A Novel Urine Biopsy May Aid Diagnosis and Treatment of Tumours in Bladder Cancer - European Medical Journal

A Novel Urine Biopsy May Aid Diagnosis and Treatment of Tumours in Bladder Cancer

1 Mins
Urology

URINE biopsies could form the basis of a faster and less invasive method to diagnose and monitor tumour growth in bladder cancer, according to a study led by academics at the Washington University School of Medicine, St. Louis, Missouri, USA.  

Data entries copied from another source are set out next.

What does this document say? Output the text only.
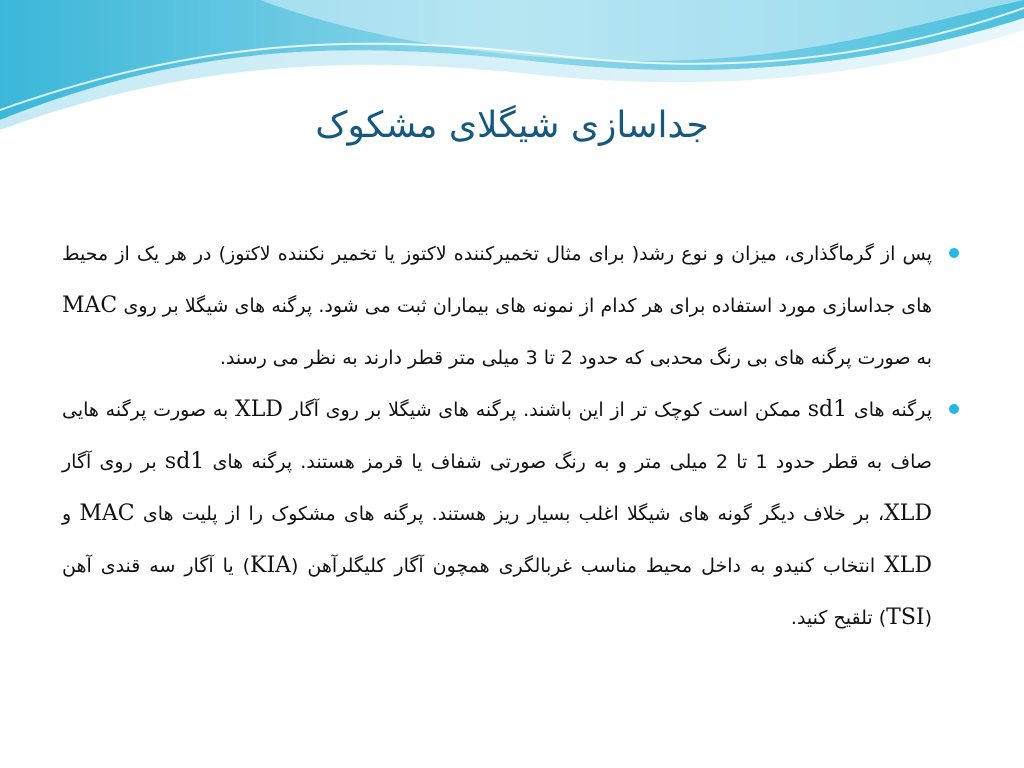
جداسازی شیگلای مشکوک
پس از گرماگذاری، میزان و نوع رشد( برای مثال تخمیرکننده لاکتوز یا تخمیر نکننده لاکتوز) در هر یک از محیط های جداسازی مورد استفاده برای هر کدام از نمونه های بیماران ثبت می شود. پرگنه های شیگلا بر روی MAC به صورت پرگنه های بی رنگ محدبی که حدود 2 تا 3 میلی متر قطر دارند به نظر می رسند.
پرگنه های sd1 ممکن است کوچک تر از این باشند. پرگنه های شیگلا بر روی آگار XLD به صورت پرگنه هایی صاف به قطر حدود 1 تا 2 میلی متر و به رنگ صورتی شفاف یا قرمز هستند. پرگنه های sd1 بر روی آگار XLD، بر خلاف دیگر گونه های شیگلا اغلب بسیار ریز هستند. پرگنه های مشکوک را از پلیت های MAC و XLD انتخاب کنیدو به داخل محیط مناسب غربالگری همچون آگار کلیگلرآهن (KIA) یا آگار سه قندی آهن (TSI) تلقیح کنید.
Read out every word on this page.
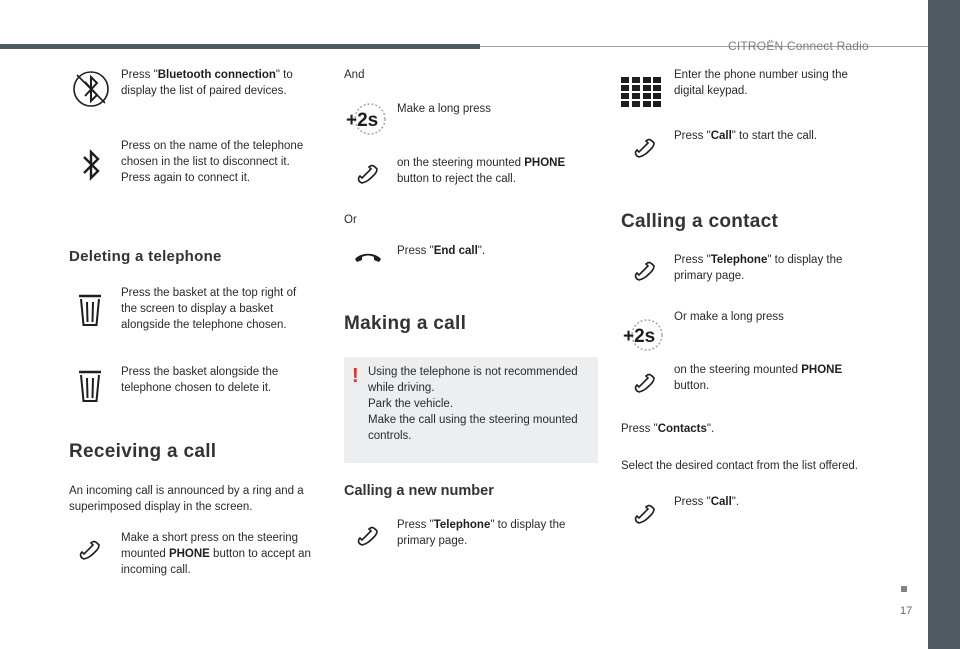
CITROËN Connect Radio
17
Press "Bluetooth connection" to display the list of paired devices.
Press on the name of the telephone chosen in the list to disconnect it. Press again to connect it.
Deleting a telephone
Press the basket at the top right of the screen to display a basket alongside the telephone chosen.
Press the basket alongside the telephone chosen to delete it.
Receiving a call
An incoming call is announced by a ring and a superimposed display in the screen.
Make a short press on the steering mounted PHONE button to accept an incoming call.
And
+2s
Make a long press
on the steering mounted PHONE button to reject the call.
Or
Press "End call".
Making a call
! Using the telephone is not recommended while driving.
Park the vehicle.
Make the call using the steering mounted controls.
Calling a new number
Press "Telephone" to display the primary page.
Enter the phone number using the digital keypad.
Press "Call" to start the call.
Calling a contact
Press "Telephone" to display the primary page.
+2s
Or make a long press
on the steering mounted PHONE button.
Press "Contacts".
Select the desired contact from the list offered.
Press "Call".
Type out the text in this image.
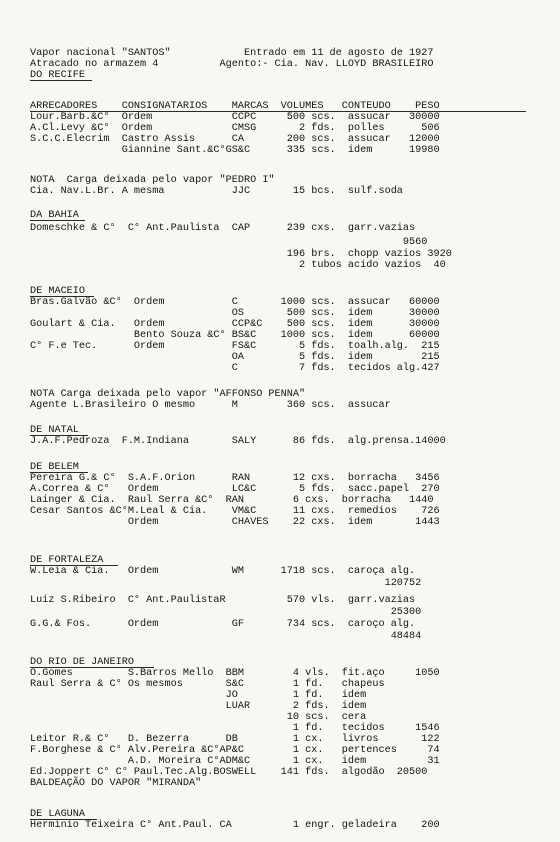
Vapor nacional "SANTOS"            Entrado em 11 de agosto de 1927
Atracado no armazem 4          Agento:- Cia. Nav. LLOYD BRASILEIRO
DO RECIFE
ARRECADORES    CONSIGNATARIOS    MARCAS  VOLUMES   CONTEUDO    PESO
Lour.Barb.&C°  Ordem             CCPC     500 scs.  assucar   30000
A.Cl.Levy &C°  Ordem             CMSG       2 fds.  polles      506
S.C.C.Elecrim  Castro Assis      CA       200 scs.  assucar   12000
Giannine Sant.&C°GS&C      335 scs.  idem      19980
NOTA  Carga deixada pelo vapor "PEDRO I"
Cia. Nav.L.Br. A mesma           JJC       15 bcs.  sulf.soda
DA BAHIA
Domeschke & C°  C° Ant.Paulista  CAP      239 cxs.  garr.vazias
9560
196 brs.  chopp vazios 3920
2 tubos acido vazios  40
DE MACEIO
Bras.Galvão &C°  Ordem           C       1000 scs.  assucar   60000
OS       500 scs.  idem      30000
Goulart & Cia.   Ordem           CCP&C    500 scs.  idem      30000
Bento Souza &C° BS&C    1000 scs.  idem      60000
C° F.e Tec.      Ordem           FS&C       5 fds.  toalh.alg.  215
OA         5 fds.  idem        215
C          7 fds.  tecidos alg.427
NOTA Carga deixada pelo vapor "AFFONSO PENNA"
Agente L.Brasileiro O mesmo      M        360 scs.  assucar
DE NATAL
J.A.F.Pedroza  F.M.Indiana       SALY      86 fds.  alg.prensa.14000
DE BELEM
Pereira G.& C°  S.A.F.Orion      RAN       12 cxs.  borracha   3456
A.Correa & C°   Ordem            LC&C       5 fds.  sacc.papel  270
Lainger & Cia.  Raul Serra &C°  RAN        6 cxs.  borracha   1440
Cesar Santos &C°M.Leal & Cia.    VM&C      11 cxs.  remedios    726
Ordem            CHAVES    22 cxs.  idem       1443
DE FORTALEZA
W.Leia & Cia.   Ordem            WM      1718 scs.  caroça alg.
120752
Luiz S.Ribeiro  C° Ant.PaulistaR          570 vls.  garr.vazias
25300
G.G.& Fos.      Ordem            GF       734 scs.  caroço alg.
48484
DO RIO DE JANEIRO
O.Gomes         S.Barros Mello  BBM        4 vls.  fit.aço     1050
Raul Serra & C° Os mesmos       S&C        1 fd.   chapeus
JO         1 fd.   idem
LUAR       2 fds.  idem
10 scs.  cera
1 fd.   tecidos     1546
Leitor R.& C°   D. Bezerra      DB         1 cx.   livros       122
F.Borghese & C° Alv.Pereira &C°AP&C        1 cx.   pertences     74
A.D. Moreira C°ADM&C       1 cx.   idem          31
Ed.Joppert C° C° Paul.Tec.Alg.BOSWELL    141 fds.  algodão  20500
BALDEAÇÃO DO VAPOR "MIRANDA"
DE LAGUNA
Herminio Teixeira C° Ant.Paul. CA          1 engr. geladeira    200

The standard of care for patients with muscle-invasive bladder cancer is chemotherapy, followed by radical cystectomy. Although bladder removal reduces the risk of the cancer returning, it significantly impacts quality of life. Certain individuals may respond well to the initial chemotherapy and not need to have the bladder removed. However, the inability to evaluate minimal residual disease noninvasively limits healthcare practitioners’ ability of to offer bladder-sparing treatments. Now, the urine biopsy that Aadel Chaudhuri, Assistant Professor of Radiation Oncology, Washington University of Medicine, and senior author of both papers, and collaborators have implemented could detect whether neoadjuvant chemotherapy has eradicated the tumour and therefore help a subset of patients avoid major surgery to remove the bladder. 

The researchers analysed DNA found in the urine of healthy people and those with bladder cancer treated with chemotherapy. After chemotherapy but before radical cystectomy, the investigators identified residual tumour DNA in the urine of patients with cancer that would otherwise go undetected. All patients underwent surgery to remove the bladder. Tumour DNA was found in the urine of patients whose bladders were later found to still show remaining tumour, even after chemotherapy. Conversely, no tumour DNA was found in the urine of patients who had complete responses to the chemotherapy.  

Although the test is not yet sensitive enough to guide treatment decisions, Chaudhuri believes that, with further refinement, this approach will ultimately facilitate the identification of patients who can keep their bladders after chemotherapy. “For bladder cancer, if a urine biopsy can detect whether the early chemotherapy totally eradicated the tumour, it could help some patients avoid major surgery to remove the bladder,” summarised Chaudhuri.